Mehmet tertawa kecil saat mendengar perkataan dari istrinya.
Ia turun dari tempat tidur dan menarik pinggang Stela pelan, membuat tubuh istrinya condong ke dadanya.
“Met, jangan mulai,” ucap Stela, pipinya memerah lagi.
“Aku belum ngapa-ngapain,” balas Mehmet sambil terkekeh.
Stela mendorong dada Mehmet agar lekas masuk ke kamar mandi.

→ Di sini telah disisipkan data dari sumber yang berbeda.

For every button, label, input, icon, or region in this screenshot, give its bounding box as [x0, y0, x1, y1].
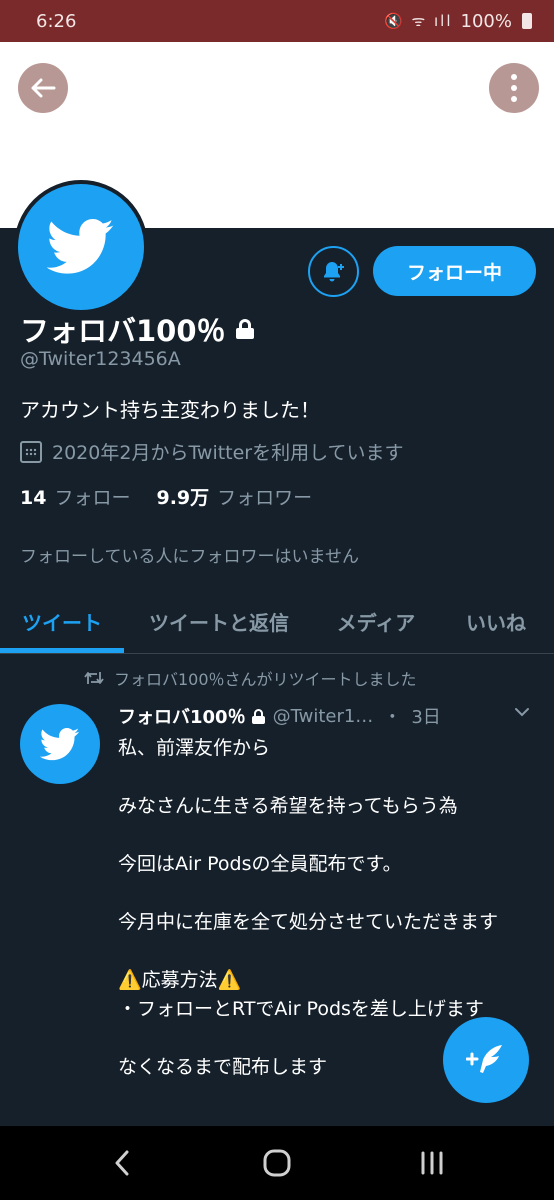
retweet-context: フォロバ100％さんがリツイートしました: [84, 666, 417, 690]
profile-display-name: フォロバ100％: [20, 308, 254, 350]
retweet-context-text: フォロバ100％さんがリツイートしました: [114, 670, 417, 689]
nav-recents-button[interactable]: [392, 1126, 472, 1200]
nav-recents-icon: [421, 1151, 443, 1175]
profile-bio: アカウント持ち主変わりました！: [20, 398, 320, 422]
twitter-bird-icon: [40, 727, 80, 760]
calendar-icon: [20, 440, 42, 463]
more-vertical-icon: [511, 74, 517, 80]
back-arrow-icon: [31, 78, 56, 98]
nav-home-button[interactable]: [237, 1126, 317, 1200]
followers-stat[interactable]: 9.9万 フォロワー: [156, 483, 312, 510]
bell-plus-icon: [323, 261, 344, 281]
display-name-text: フォロバ100％: [20, 314, 226, 348]
system-nav-bar: [0, 1126, 554, 1200]
tweet-line: みなさんに生きる希望を持ってもらう為: [118, 795, 458, 817]
nav-home-icon: [263, 1149, 291, 1177]
more-options-button[interactable]: [489, 63, 539, 113]
compose-tweet-icon: [466, 1045, 502, 1073]
tweet-line: 今回はAir Podsの全員配布です。: [118, 853, 402, 875]
tab-media[interactable]: メディア: [314, 590, 438, 653]
profile-avatar[interactable]: [14, 180, 148, 314]
known-followers-text: フォローしている人にフォロワーはいません: [20, 547, 359, 567]
status-right: 🔇 ᯤ ıll 100%: [384, 11, 532, 32]
chevron-down-icon[interactable]: [512, 702, 532, 722]
tweet-line: 今月中に在庫を全て処分させていただきます: [118, 911, 499, 933]
following-stat[interactable]: 14 フォロー: [20, 483, 130, 510]
tweet-time: 3日: [411, 707, 441, 728]
tweet-author-name[interactable]: フォロバ100％: [118, 703, 246, 729]
followers-count: 9.9万: [156, 487, 210, 509]
battery-icon: [522, 13, 532, 29]
twitter-bird-icon: [47, 219, 114, 274]
notification-bell-button[interactable]: [308, 246, 359, 297]
tweet-line: ⚠️応募方法⚠️: [118, 969, 242, 991]
status-time: 6:26: [36, 10, 77, 32]
compose-tweet-button[interactable]: [443, 1017, 529, 1103]
joined-text: 2020年2月からTwitterを利用しています: [52, 442, 404, 464]
tweet-header: フォロバ100％ @Twiter1… ・ 3日: [118, 703, 538, 729]
lock-icon: [251, 708, 265, 724]
tab-likes[interactable]: いいね: [438, 590, 554, 653]
battery-percent: 100%: [460, 10, 512, 32]
active-tab-indicator: [0, 648, 124, 653]
profile-tabs: ツイート ツイートと返信 メディア いいね: [0, 590, 554, 654]
followers-label: フォロワー: [217, 487, 313, 509]
status-icons: 🔇 ᯤ ıll: [384, 12, 453, 30]
profile-stats: 14 フォロー 9.9万 フォロワー: [20, 483, 312, 510]
back-button[interactable]: [18, 63, 68, 113]
profile-handle: @Twiter123456A: [20, 348, 181, 370]
following-button[interactable]: フォロー中: [373, 246, 536, 296]
tweet-avatar[interactable]: [20, 704, 100, 784]
tab-tweets-and-replies[interactable]: ツイートと返信: [124, 590, 314, 653]
nav-back-button[interactable]: [82, 1126, 162, 1200]
lock-icon: [235, 319, 254, 339]
following-count: 14: [20, 487, 47, 509]
status-bar: 6:26 🔇 ᯤ ıll 100%: [0, 0, 554, 42]
following-label: フォロー: [54, 487, 131, 509]
tweet-author-handle: @Twiter1…: [272, 705, 374, 727]
tweet-line: 私、前澤友作から: [118, 737, 271, 759]
tweet-separator: ・: [383, 707, 402, 728]
retweet-icon: [84, 672, 104, 684]
tweet-line: ・フォローとRTでAir Podsを差し上げます: [118, 998, 484, 1020]
nav-back-icon: [115, 1150, 129, 1176]
tab-tweets[interactable]: ツイート: [0, 590, 124, 653]
profile-joined: 2020年2月からTwitterを利用しています: [20, 438, 404, 465]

“Sudah sana, mandi. Biar cepat berangkat.”
Mehmet mencubit ujung hidung istrinya sebelum ia berjalan ke kamar mandi.
Setelah selesai mandi, ia melihat istrinya yang sudah bersiap-siap.
"Sayang, cantik sekali kamu." ucap Mehmet yang langsung memeluk tubuh istrinya.
Stela menghela nafas panjang dan meminta suaminya untuk segera mengganti pakaiannya.
"Kamu gantiin, ya. Aku mager." ucap Mehmet.
Stela memutar tubuhnya perlahan, menatap Mehmet yang berdiri dengan rambut masih basah dan wajah sok polos yang jelas-jelas penuh niat manja.
“Kamu mager?” ulang Stela sambil menyilangkan tangan di dada.
Mehmet mengangguk cepat seperti anak kecil yang ketahuan bohong tapi tetap memaksa.
“Hmm. Iya. Capek habis mandi.”
Stela mengerjapkan mata, tak percaya.
“Capek, habis mandi? Met, kamu itu—”
Mehmet langsung memotong dengan suara pelan dan wajah memelas.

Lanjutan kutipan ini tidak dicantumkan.